Multiple Testing
I. RELEVANCE
Multiplicity occurs at multiple levels within a biosurveillance system:
- Regional level-- When monitoring multiple regions. This is also true within a region, where we are monitoring multiple locations (e.g., hospitals, offices, stores)
- Source level-- Within a region we are monitoring multiple sources (OTC, ER…)
- Series level -- within each data source we are monitoring multiple series. Sometimes multiple series are created from a single series by stratifying the data by age group or gender.
- Algorithm level -- Within a single series, using multiple algorithms (e.g., for detecting changes in different parameters) or even a method such as wavelets that breaks down a single series into multiple series
The multiplicity actually plays a slightly different role in each case, because we have different numbers and sets of hypotheses.
Howard Burkom et al. (2005) coin the terms “parallel monitoring” vs. “consensus monitoring” to distinguish between the case of multiple hypotheses being tested simultaneously by multiple independent data (“parallel”) and the case of monitoring multiple data sources for testing a single hypothesis (“consensus”). According to this distinction we have parallel testing at the regional level, but consensus monitoring at the source-, series-, and algorithm-level.
Are the two types of multiplicity conceptually different? Should the multiple results (e.g., p-values) be combined in the same way?
II. HYPOTHESES
Regional level -- Each region has a separate null hypothesis. For region i we have
H1: outbreak in region i
If we expect a coordinated terrorist attack at multiple locations simultaneously, then there is positive dependence. For an epidemic, there is positive dependence
H1: outbreak in this region
H1: (outbreak-related) increase in OTC sales

On the other hand, in the presence of an outbreak we are likely to miss it if it does not get manifested in the data.

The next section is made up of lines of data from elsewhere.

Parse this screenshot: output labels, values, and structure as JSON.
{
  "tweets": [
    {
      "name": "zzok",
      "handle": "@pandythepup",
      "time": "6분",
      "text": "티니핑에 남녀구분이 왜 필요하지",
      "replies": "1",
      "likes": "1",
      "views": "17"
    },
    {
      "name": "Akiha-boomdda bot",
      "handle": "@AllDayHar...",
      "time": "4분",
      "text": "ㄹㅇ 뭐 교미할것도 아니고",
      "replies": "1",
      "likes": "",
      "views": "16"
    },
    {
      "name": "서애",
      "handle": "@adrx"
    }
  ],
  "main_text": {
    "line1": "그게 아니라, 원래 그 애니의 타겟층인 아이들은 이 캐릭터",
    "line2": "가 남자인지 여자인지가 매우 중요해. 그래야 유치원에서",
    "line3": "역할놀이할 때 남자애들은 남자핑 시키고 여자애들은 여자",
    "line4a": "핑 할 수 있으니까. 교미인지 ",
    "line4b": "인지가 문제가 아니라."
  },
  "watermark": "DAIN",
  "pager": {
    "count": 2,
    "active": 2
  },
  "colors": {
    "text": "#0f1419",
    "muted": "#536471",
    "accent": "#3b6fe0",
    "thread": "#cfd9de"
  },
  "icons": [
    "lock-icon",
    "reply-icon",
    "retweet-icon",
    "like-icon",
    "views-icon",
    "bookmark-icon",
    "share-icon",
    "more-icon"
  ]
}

So the underlying assumptions when monitoring syndromic data are
(1) The probability of outbreak-related anomalies manifesting themselves in the data is high (removing red nodes from tree)
(2) The probability of an alarm due to non-outbreak reasons is minimal (removing blue nodes from tree)
Based on these two assumptions, most algorithms are designed to test:
H1: change in parameter of syndromic data
Series level – multiple series within a data source are usually collected for monitoring different syndromes. For instance: cough medication/cc, fever medication/cc, etc. This is also how CDC is thinking about the multiple series, by grouping ICD-9 codes into (11) categories by symptoms. If we treat each symptom separately then we have 11 tests going on.
H1: increase in syndrome j
Algorithm level – multiple algorithms running on a same series might be used because each algorithm is looking for a different type of signal. This would give a single H0 but multiple H1
H1: change in series mean of type k
III. HANDLING MULTIPLE TESTING STATISTICALLY
But should we really use different methods for accounting for the multiplicity? What is the link between the actual corrections and the conceptual differences?
IV. WHAT CAN BE DONE?
- Rate the quality of data sources: signaling by more reliable sources should be more heavily weighted
- Evaluate the risk level of the different regions: alarms in higher-risk regions should be taken more seriously (like Vicky Bier’s arguments about investment in higher-risk cases)
- “The more the merrier” is probably not a good strategy when concerning the number of data sources. It is better to invest in few reliable data sources than in multiple less-reliable ones. Along the same lines, the series chosen to be monitored should also be carefully screened according to their real contribution and their reliability. With respect to regions, better to monitor more risky regions (in the context of bioterrorist attacks or epidemics).
- Solutions should depend on who the monitoring body is: national surveillance systems (e.g., the BioSense by CDC) have more of the regional issue than local systems.
- The choice of symptom grouping and syndrome definitions, which is currently based on medical considerations (http://www.bt.cdc.gov/surveillance/syndromedef/index.asp), would benefit from incorporating statistical considerations.
V. REFERENCES
Burkom, H. S, Murphy, S., Coberly, J., and Hurt-Mullen, K. “Public Health Monitoring Tools for Multiple Data Streams”, MMWR, Aug 26, 2005 / 54(Suppl);55-62.
Marshall, C., Best Nicky, Bottle, A., and Aylin, P. “Statistical Issues in the Prospective Monitoring of Health Outcomes Across Multiple Sources”, JRSS A, 2004, vol 167 (3), pp. 541-559.